In the dark of the late night there lies the other side of rescue.
Most folks let you in enough to see the heroic rescues, the happy placements and the quest to acquire more funding. Few let you in to see the other side of strong will, tears, pain, feeling helpless and drained. No sleep, silent prayers as if there is a rescue god who can assist in preserving a life so dependent upon your efforts that you try one more thing, scour your notes for what has worked before and try your best to cling on to any positive sign or turn.
When the veterinarian offices are closed, and you are alone with your best friend trying so desperately to get fluids and meds into a lethargic pup that just wants you to hold him and rock him into a deep slumber where there is no pain and no sadness.
This is the side of supportive care at Mountain Haven. It isn’t easy, and it is an integral part of shelter medicine. You are forever learning and forever grateful for the veterinarians who offer their knowledge and guidance as you carry out their directives hoping to get the patient to turn the corner. It is a fight, and it is a heartbreak like no other. Sometimes, you are lucky and there is a road to health around that corner. Other times, there is only a stillness, a decision and an emptiness as you go over and over everything you did, every note you made and try to rationalize the helplessness and despair you feel. You are exhausted, can’t remember your last meal, and you clean everything as if you could wash away the pain along with the disinfection process. You can’t. No amount of bleach and disinfectant can make you better, no trash bag full of clothing to be thrown away can take that inner pain away with it.

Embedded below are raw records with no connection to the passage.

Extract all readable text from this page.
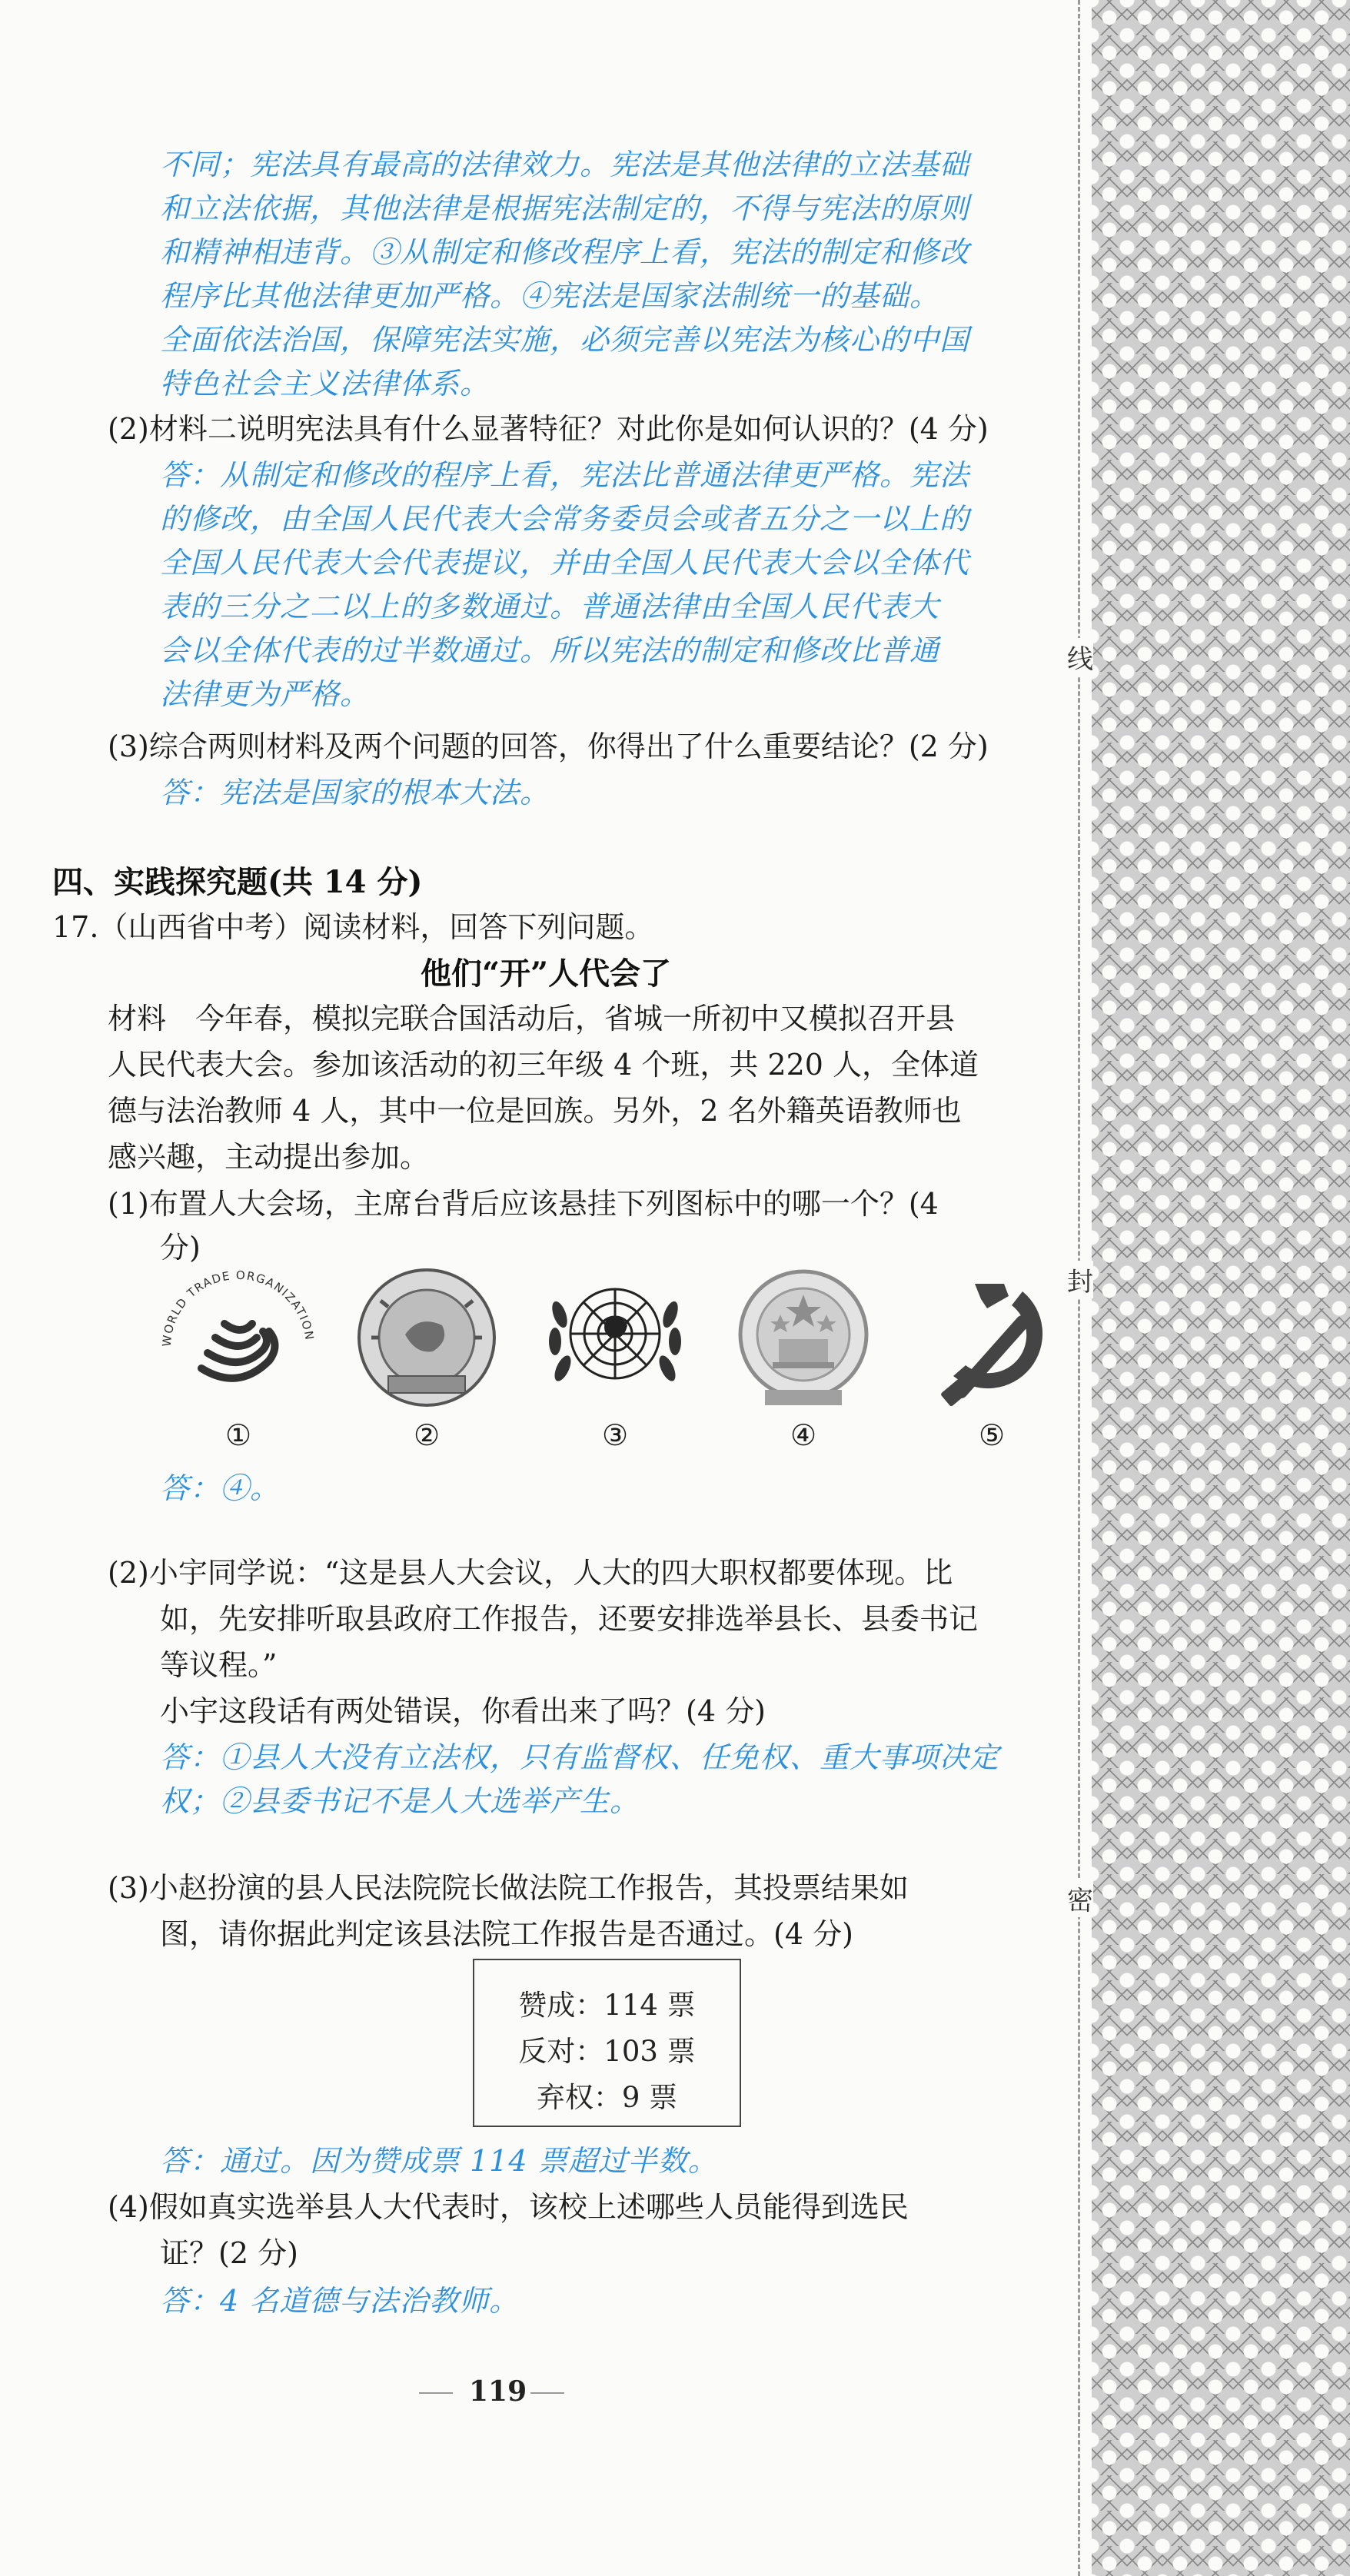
线
封
密
不同；宪法具有最高的法律效力。宪法是其他法律的立法基础
和立法依据，其他法律是根据宪法制定的，不得与宪法的原则
和精神相违背。③从制定和修改程序上看，宪法的制定和修改
程序比其他法律更加严格。④宪法是国家法制统一的基础。
全面依法治国，保障宪法实施，必须完善以宪法为核心的中国
特色社会主义法律体系。
(2)材料二说明宪法具有什么显著特征？对此你是如何认识的？(4 分)
答：从制定和修改的程序上看，宪法比普通法律更严格。宪法
的修改，由全国人民代表大会常务委员会或者五分之一以上的
全国人民代表大会代表提议，并由全国人民代表大会以全体代
表的三分之二以上的多数通过。普通法律由全国人民代表大
会以全体代表的过半数通过。所以宪法的制定和修改比普通
法律更为严格。
(3)综合两则材料及两个问题的回答，你得出了什么重要结论？(2 分)
答：宪法是国家的根本大法。
四、实践探究题(共 14 分)
17.（山西省中考）阅读材料，回答下列问题。
他们“开”人代会了
材料　今年春，模拟完联合国活动后，省城一所初中又模拟召开县
人民代表大会。参加该活动的初三年级 4 个班，共 220 人，全体道
德与法治教师 4 人，其中一位是回族。另外，2 名外籍英语教师也
感兴趣，主动提出参加。
(1)布置人大会场，主席台背后应该悬挂下列图标中的哪一个？(4
分)
WORLD TRADE ORGANIZATION
①	②	③	④	⑤
答：④。
(2)小宇同学说：“这是县人大会议，人大的四大职权都要体现。比
如，先安排听取县政府工作报告，还要安排选举县长、县委书记
等议程。”
小宇这段话有两处错误，你看出来了吗？(4 分)
答：①县人大没有立法权，只有监督权、任免权、重大事项决定
权；②县委书记不是人大选举产生。
(3)小赵扮演的县人民法院院长做法院工作报告，其投票结果如
图，请你据此判定该县法院工作报告是否通过。(4 分)
赞成：114 票
反对：103 票
弃权：9 票
答：通过。因为赞成票 114 票超过半数。
(4)假如真实选举县人大代表时，该校上述哪些人员能得到选民
证？(2 分)
答：4 名道德与法治教师。
119
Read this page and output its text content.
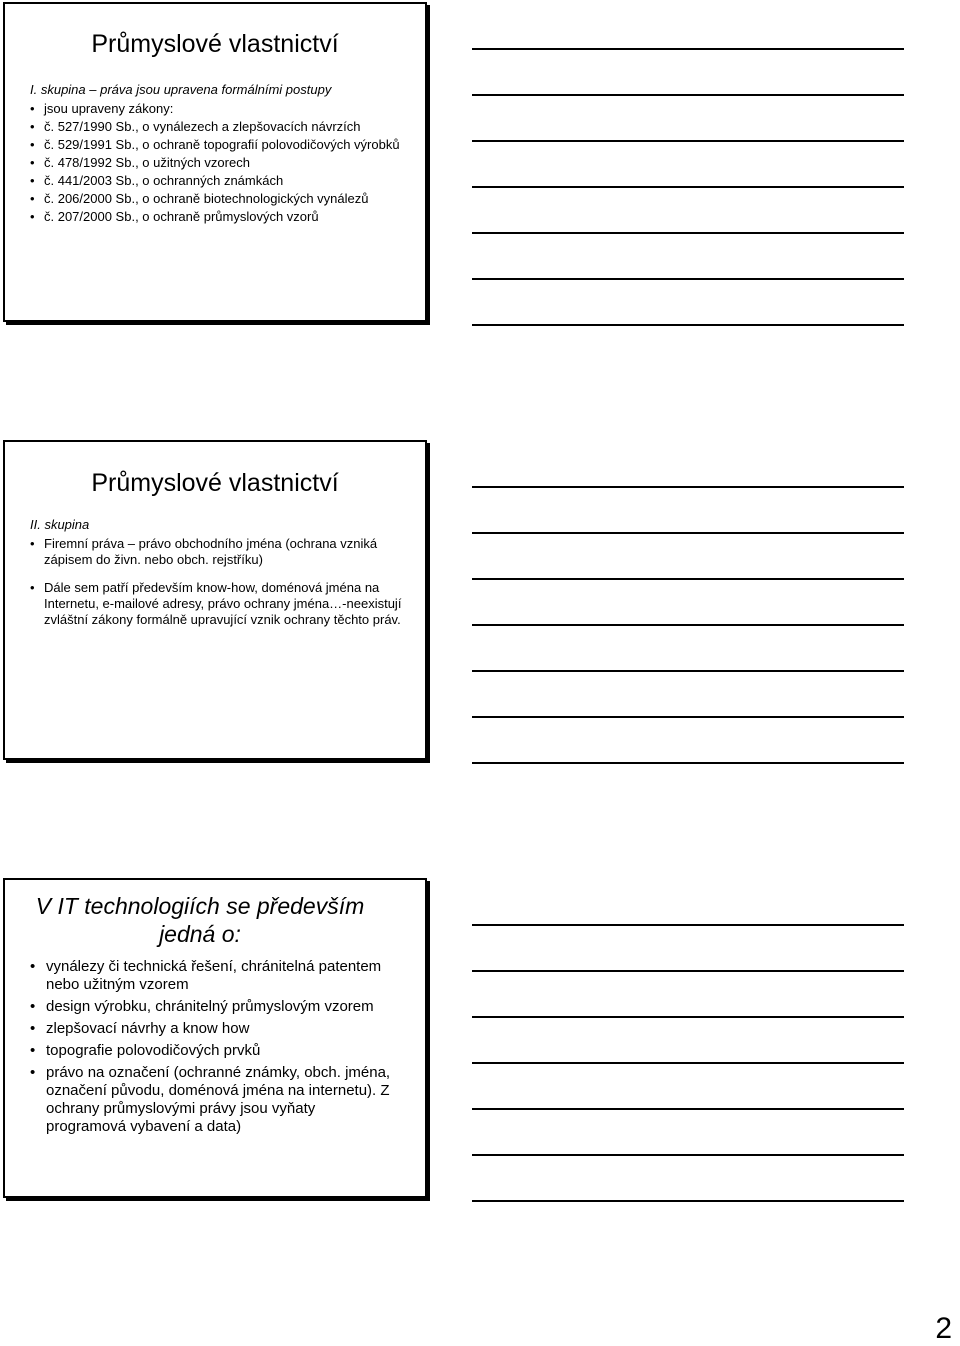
Průmyslové vlastnictví
I. skupina – práva jsou upravena formálními postupy
• jsou upraveny zákony:
• č. 527/1990 Sb., o vynálezech a zlepšovacích návrzích
• č. 529/1991 Sb., o ochraně topografií polovodičových výrobků
• č. 478/1992 Sb., o užitných vzorech
• č. 441/2003 Sb., o ochranných známkách
• č. 206/2000 Sb., o ochraně biotechnologických vynálezů
• č. 207/2000 Sb., o ochraně průmyslových vzorů
Průmyslové vlastnictví
II. skupina
• Firemní práva – právo obchodního jména (ochrana vzniká zápisem do živn. nebo obch. rejstříku)
• Dále sem patří především know-how, doménová jména na Internetu, e-mailové adresy, právo ochrany jména…-neexistují zvláštní zákony formálně upravující vznik ochrany těchto práv.
V IT technologiích se především jedná o:
• vynálezy či technická řešení, chránitelná patentem nebo užitným vzorem
• design výrobku, chránitelný průmyslovým vzorem
• zlepšovací návrhy a know how
• topografie polovodičových prvků
• právo na označení (ochranné známky, obch. jména, označení původu, doménová jména na internetu). Z ochrany průmyslovými právy jsou vyňaty programová vybavení a data)
2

You support each other. You know you did all you could, you know they are no longer suffering, and you know that if you no longer feel this, you should no longer be doing this work.
There is your glimpse into the other side of what we do. Our lonely times where we feel frightened, and the angst we feel when the result is not what we wish for. The process we must go through to grieve, to process the depression and turn it into action so we can go on, because we have to. It is who we are and what we do.